И Энтони обвел взглядом улицу.

— Здесь мало что осталось от тех времен, правда?

— Скажи лучше, ничего уже не осталось, — прошептала она.

— Ну-ка пойдем сядем вон на ту скамейку напротив, ты что-то совсем бледная, тебе нужно прийти в себя.

И они уселись на краю лужайки с жухлой травой, вытоптанной детскими ножками.
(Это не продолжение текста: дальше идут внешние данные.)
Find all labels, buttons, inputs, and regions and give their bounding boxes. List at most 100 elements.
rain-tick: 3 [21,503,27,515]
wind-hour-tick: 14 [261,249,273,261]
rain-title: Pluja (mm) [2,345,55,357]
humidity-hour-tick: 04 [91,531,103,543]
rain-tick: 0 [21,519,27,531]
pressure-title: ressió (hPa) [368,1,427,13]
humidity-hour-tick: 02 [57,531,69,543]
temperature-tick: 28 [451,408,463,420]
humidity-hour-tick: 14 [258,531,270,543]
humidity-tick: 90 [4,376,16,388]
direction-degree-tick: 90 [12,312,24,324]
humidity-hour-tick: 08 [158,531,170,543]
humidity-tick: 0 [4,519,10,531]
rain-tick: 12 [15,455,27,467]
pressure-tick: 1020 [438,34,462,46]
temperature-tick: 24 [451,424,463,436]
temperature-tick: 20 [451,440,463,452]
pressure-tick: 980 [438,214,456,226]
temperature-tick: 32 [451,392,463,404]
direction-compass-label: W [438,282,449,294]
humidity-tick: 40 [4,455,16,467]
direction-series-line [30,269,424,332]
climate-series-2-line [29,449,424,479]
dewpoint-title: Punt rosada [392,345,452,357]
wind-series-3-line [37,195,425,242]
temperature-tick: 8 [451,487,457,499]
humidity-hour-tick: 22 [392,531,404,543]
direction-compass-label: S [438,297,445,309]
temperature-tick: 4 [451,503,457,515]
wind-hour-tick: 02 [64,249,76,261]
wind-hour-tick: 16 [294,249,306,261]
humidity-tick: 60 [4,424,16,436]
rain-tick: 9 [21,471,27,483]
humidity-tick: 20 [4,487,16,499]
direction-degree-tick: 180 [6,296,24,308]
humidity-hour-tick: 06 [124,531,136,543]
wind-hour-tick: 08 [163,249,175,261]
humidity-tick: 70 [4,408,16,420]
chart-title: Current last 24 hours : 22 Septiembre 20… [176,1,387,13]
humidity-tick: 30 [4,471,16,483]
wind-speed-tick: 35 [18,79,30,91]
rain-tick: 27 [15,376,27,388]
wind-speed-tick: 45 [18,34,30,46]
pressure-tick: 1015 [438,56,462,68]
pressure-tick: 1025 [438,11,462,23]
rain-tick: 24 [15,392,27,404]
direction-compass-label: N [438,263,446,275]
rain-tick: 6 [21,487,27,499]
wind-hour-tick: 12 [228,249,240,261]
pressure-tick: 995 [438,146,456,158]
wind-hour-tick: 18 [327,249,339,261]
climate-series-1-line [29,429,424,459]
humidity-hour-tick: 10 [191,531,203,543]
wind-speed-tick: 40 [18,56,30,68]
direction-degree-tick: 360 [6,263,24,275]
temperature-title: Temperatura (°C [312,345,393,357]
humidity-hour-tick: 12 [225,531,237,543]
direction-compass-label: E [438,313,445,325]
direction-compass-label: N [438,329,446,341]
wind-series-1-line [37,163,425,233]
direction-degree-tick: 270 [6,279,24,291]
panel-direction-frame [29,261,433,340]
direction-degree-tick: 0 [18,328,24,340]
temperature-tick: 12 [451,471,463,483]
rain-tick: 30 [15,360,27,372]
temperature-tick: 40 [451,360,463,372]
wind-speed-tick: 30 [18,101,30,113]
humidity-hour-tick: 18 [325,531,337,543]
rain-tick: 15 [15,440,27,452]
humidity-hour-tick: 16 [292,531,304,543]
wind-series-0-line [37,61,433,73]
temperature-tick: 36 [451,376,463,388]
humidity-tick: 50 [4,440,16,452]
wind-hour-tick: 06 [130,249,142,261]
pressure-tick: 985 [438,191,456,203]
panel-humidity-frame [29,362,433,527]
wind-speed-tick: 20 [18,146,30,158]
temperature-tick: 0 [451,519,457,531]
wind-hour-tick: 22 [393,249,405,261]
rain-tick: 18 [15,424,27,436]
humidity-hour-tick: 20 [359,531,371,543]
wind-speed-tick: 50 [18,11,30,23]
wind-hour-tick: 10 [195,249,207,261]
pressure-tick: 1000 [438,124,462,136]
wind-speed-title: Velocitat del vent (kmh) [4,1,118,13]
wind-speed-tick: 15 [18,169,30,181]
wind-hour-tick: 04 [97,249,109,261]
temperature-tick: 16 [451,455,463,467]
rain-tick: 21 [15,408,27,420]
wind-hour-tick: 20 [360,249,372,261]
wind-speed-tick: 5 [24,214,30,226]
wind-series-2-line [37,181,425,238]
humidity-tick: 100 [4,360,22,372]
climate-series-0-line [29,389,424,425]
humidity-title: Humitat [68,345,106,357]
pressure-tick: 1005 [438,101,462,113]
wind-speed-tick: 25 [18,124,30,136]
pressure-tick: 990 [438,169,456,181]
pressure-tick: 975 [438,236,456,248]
Джулия молчала. Энтони поднял было руку, словно собираясь обнять дочь, но миг спустя она легла на спинку скамьи.

— Знаешь, тут стояли и другие дома. У них были обшарпанные фасады и вид неприглядный, но внутри было очень уютно и вообще…

— Да, наверное, уютно — в твоих воспоминаниях, так часто бывает, — успокаивающе сказал Энтони. — Память — странная художница: она подновляет краски жизни и стирает серые оттенки, сохраняя лишь самые яркие цвета и самые выразительные силуэты.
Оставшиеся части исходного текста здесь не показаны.